A recent University of Virginia (UVA) law graduate’s new lawsuit attacks the procedural standards for dealing with sexual misconduct cases the Department of Education (DOE) mandates for the nation’s colleges and universities. If successful, the lawsuit could Title IX enforcers to back off their aggressive readings of the specific procedures colleges and universities must use for campus hearings on sexual misconduct.
Filed June 16 in the federal district court in Washington, D.C., the lawsuit identifies the plaintiff with the pseudonym John Doe. In March 2015, a few months before Doe was scheduled to graduate, a sexual assault complaint was filed against him by another law student, identified only as Jane Roe.
It alleged that one evening in August 2013, about a year and a half earlier, Doe had engaged in sexual activity with Roe while she was so inebriated as to be incapable to consent; for his part, Doe denied Roe had seemed intoxicated, much less incapacitated.

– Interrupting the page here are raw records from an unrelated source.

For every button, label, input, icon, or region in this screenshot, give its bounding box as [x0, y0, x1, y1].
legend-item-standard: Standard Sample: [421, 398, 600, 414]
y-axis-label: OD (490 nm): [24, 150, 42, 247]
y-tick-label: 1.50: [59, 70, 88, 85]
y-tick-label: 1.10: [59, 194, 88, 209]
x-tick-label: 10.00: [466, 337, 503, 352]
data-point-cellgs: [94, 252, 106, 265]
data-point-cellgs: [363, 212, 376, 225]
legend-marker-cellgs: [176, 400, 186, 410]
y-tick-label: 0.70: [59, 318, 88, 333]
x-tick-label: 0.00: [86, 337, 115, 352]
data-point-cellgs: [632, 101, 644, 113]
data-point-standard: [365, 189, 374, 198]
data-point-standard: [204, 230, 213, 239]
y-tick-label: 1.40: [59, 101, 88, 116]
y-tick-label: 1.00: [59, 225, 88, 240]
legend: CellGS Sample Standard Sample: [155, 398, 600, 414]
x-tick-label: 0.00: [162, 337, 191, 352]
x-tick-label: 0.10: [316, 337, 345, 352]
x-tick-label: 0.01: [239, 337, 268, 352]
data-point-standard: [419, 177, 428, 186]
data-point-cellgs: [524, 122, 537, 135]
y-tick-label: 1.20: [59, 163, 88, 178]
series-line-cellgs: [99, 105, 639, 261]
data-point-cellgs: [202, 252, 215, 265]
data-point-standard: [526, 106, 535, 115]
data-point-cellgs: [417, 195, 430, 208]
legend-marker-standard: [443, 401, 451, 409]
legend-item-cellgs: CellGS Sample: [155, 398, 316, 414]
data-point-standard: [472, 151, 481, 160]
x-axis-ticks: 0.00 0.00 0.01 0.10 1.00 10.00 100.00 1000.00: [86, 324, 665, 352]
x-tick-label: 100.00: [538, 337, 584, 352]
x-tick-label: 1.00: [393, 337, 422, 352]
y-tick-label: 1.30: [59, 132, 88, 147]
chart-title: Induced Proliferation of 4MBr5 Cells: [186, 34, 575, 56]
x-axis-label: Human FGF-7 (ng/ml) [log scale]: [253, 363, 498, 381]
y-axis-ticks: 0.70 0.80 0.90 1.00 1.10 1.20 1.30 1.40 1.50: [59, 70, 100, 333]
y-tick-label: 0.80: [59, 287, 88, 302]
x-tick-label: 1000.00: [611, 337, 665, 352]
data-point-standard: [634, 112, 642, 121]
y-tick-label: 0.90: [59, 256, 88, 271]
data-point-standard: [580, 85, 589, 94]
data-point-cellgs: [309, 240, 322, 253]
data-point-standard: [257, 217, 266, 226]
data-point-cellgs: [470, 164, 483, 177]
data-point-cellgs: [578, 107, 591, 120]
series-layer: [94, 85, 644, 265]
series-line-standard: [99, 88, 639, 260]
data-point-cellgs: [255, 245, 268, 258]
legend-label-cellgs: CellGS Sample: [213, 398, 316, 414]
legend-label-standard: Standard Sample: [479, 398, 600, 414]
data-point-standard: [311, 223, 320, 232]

Under Title IX of the Education Act Amendments, colleges and universities receiving federal funds are required to investigate and resolve complaints of sex- and gender-related discrimination (including sexual harassment or violence) by employees or students. Failure to do so can bring a federal funds cut-off for the school.
Soon Doe found himself in limbo: the school withheld his diploma until the complaint was resolved (which took almost a year and cost Doe the law firm job he had lined up for after graduation). His campus hearing in January 2016, presided over by a retired Pennsylvania Supreme Court justice, decided that, under the DOE-mandated “preponderance of the evidence” standard, Roe’s arguments held a “slight” advantage over Doe’s defense. Doe was ordered to months of counseling and received a lifetime ban from UVA locations and events.
In the new lawsuit, supported by the campus rights non-profit group Foundation for Individual Rights in Education (FIRE), the plaintiff sued the Department of Education and its Title IX enforcement arm, the Office of Civil Rights (OCR), and the top official at each agency. The suit charges OCR violated the Administrative Procedure Act, which sets fundamental procedures for government agencies, in several ways.
First, Doe’s suit targets Obama administration changes, first issued in an April 4, 2011 “Dear Colleague” letter sent by OCR to campus Title IX coordinators. There, the agency for the first time — a position since reiterated in “Questions and Answers” guidance ORC issued in 2014 — insisted campus hearings use the “preponderance of the evidence” standard in judging sexual misconduct cases. The agency has also chastised schools for using more stringent evidentiary standards, such as demanding claimants make a “clear and convincing” case, or prove a complaint beyond a reasonable doubt.
Opponents of the new stance argue it makes it far easier for a college or complaining student to win a case, but reduces the due-process rights of accused students. (Even the judge hearing Doe’s case called “preponderance of the evidence” the weakest evidentiary standard, the lawsuit notes.)
Further, the 2011 guidance letter departed from DOE’s previous stance and so amounted to important rulemaking, but failed to use APA-required notice-and-comment rulemaking method. The lawsuit also charges DOE’s proffered explanations for mandating a minimal evidentiary standard are so baseless as to be arbitrary and capricious.
Finally, it portrays the plaintiff as the victim of DOE’s and OCR’s well-intentioned but poorly targeted campaign against campus misconduct that, by combining “zeal and hubris,” turns the plaintiff and other defendants in weakly-supported cases into collateral damage, effectively denying their Title IX rights.